ELYRIA — The Ohio 9th District Court of Appeals has ruled that Lorain County Common Pleas Judge James Burge improperly acquitted a Lorain man of a rape charge during a trial last year.
The man, Samuel Nieves, was convicted of gross sexual imposition during the trial, which Burge heard himself instead of a jury, and Burge sentenced him to 17 months in prison and ordered Nieves to register as a sex offender. Burge granted Nieves early release in March, according to court records.
Burge determined during the bench trial that Nieves’ hadn’t penetrated the victim far enough when he sexually assaulted her, but the appeals court said that Burge applied the wrong standard and shouldn’t have acquitted Nieves.
The appeals court judges also said that even though they had concluded that Burge was wrong, the acquittal would stand. Once someone has been acquitted of a crime, he can’t face trial for a second time under the U.S. Constitution, which forbids double jeopardy.
Typically, acquittals aren’t appealed, but county Prosecutor Dennis Will said his office asked the appeals court for permission to do so because they wanted to make sure that the law and legal precedent were being followed.
“It doesn’t change what we can do in Nieves, but in the future they’ve spelled out the definition of rape,” Will said.

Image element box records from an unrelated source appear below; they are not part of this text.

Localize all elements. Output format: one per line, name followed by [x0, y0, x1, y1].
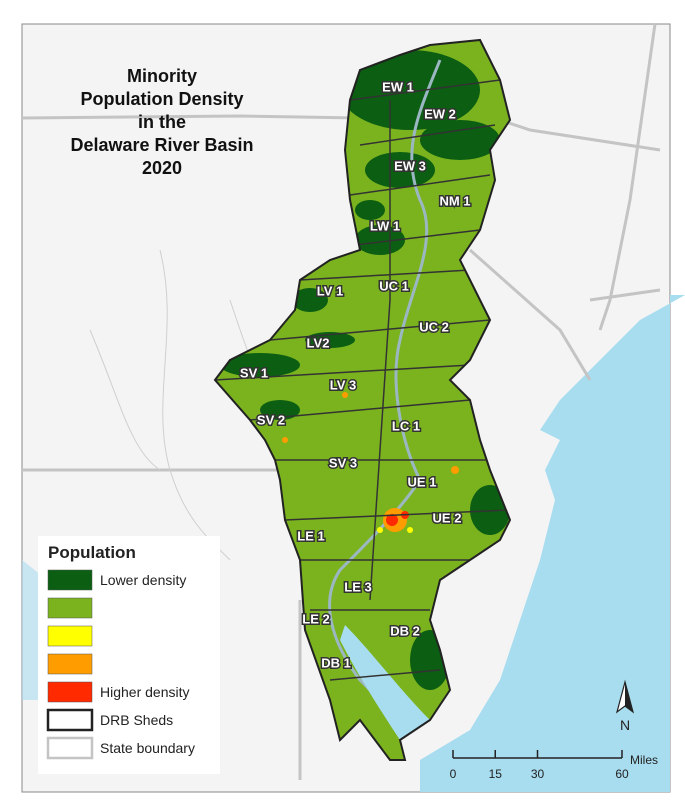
shed-label: LE 2: [302, 611, 329, 626]
scale-tick-label: 0: [450, 767, 457, 781]
shed-label: SV 2: [257, 412, 285, 427]
scale-tick-label: 60: [615, 767, 629, 781]
shed-label: LE 1: [297, 528, 324, 543]
legend-label: Higher density: [100, 684, 190, 700]
shed-label: DB 2: [390, 623, 420, 638]
legend-label: State boundary: [100, 740, 195, 756]
shed-label: UE 1: [408, 474, 437, 489]
scale-tick-label: 15: [489, 767, 503, 781]
title-line: in the: [138, 112, 186, 132]
shed-label: LV 3: [330, 377, 357, 392]
title: Minority Population Density in the Delaware…: [70, 66, 253, 178]
shed-label: LV2: [307, 335, 330, 350]
north-arrow: N: [615, 679, 635, 733]
legend-swatch: [47, 625, 93, 647]
legend-swatch: [47, 569, 93, 591]
legend: Lower density Higher density DRB Sheds Stat…: [46, 569, 195, 760]
shed-label: EW 1: [382, 79, 414, 94]
title-line: Delaware River Basin: [70, 135, 253, 155]
legend-swatch: [46, 736, 94, 760]
shed-label: UE 2: [433, 510, 462, 525]
title-line: Minority: [127, 66, 197, 86]
shed-label: SV 3: [329, 455, 357, 470]
scale-tick-label: 30: [531, 767, 545, 781]
shed-label: LC 1: [392, 418, 420, 433]
shed-label: LW 1: [370, 218, 400, 233]
legend-title: Population: [48, 543, 136, 562]
shed-label: EW 2: [424, 106, 456, 121]
title-line: 2020: [142, 158, 182, 178]
legend-label: Lower density: [100, 572, 186, 588]
state-boundaries: [21, 23, 661, 780]
shed-label: SV 1: [240, 365, 268, 380]
title-line: Population Density: [80, 89, 243, 109]
shed-labels: EW 1 EW 2 EW 3 NM 1 LW 1 LV 1 UC 1 UC 2 LV2 SV 1 L…: [238, 78, 472, 672]
legend-swatch: [46, 708, 94, 732]
scale-unit: Miles: [630, 753, 658, 767]
shed-label: DB 1: [321, 655, 351, 670]
shed-label: LE 3: [344, 579, 371, 594]
shed-label: LV 1: [317, 283, 344, 298]
shed-label: EW 3: [394, 158, 426, 173]
shed-label: NM 1: [439, 193, 470, 208]
shed-label: UC 1: [379, 278, 409, 293]
north-label: N: [620, 717, 630, 733]
legend-label: DRB Sheds: [100, 712, 173, 728]
ocean: [420, 295, 685, 792]
shed-label: UC 2: [419, 319, 449, 334]
legend-swatch: [47, 653, 93, 675]
legend-swatch: [47, 681, 93, 703]
legend-swatch: [47, 597, 93, 619]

Burge declined to comment Monday on the decision, but the appeals court opinion quoted him describing his belief of just how far a rapist has to go in order to be guilty of the crime. Burge also said during the trial that he was certain of his medical knowledge despite what other judges think.
“So to that extent, I don’t care what anybody says, I’m right,” the opinion quoted Burge as saying. “In fact, the more I talk, the righter I get.”
The appeals court wrote that it wanted to make sure its legal findings were known to Burge and to put other judges in the 9th District on notice of what standard of rape they expected them to use.
“In the face of such an expressed disregard for the precedent of this higher court, such action is not only capable of repetition, but is highly likely to be repeated by this particular trial judge,” the decision said.
Burge’s disagreement with what constitutes rape can’t be used as proof there wasn’t enough evidence to convict Nieves, the appeals court wrote.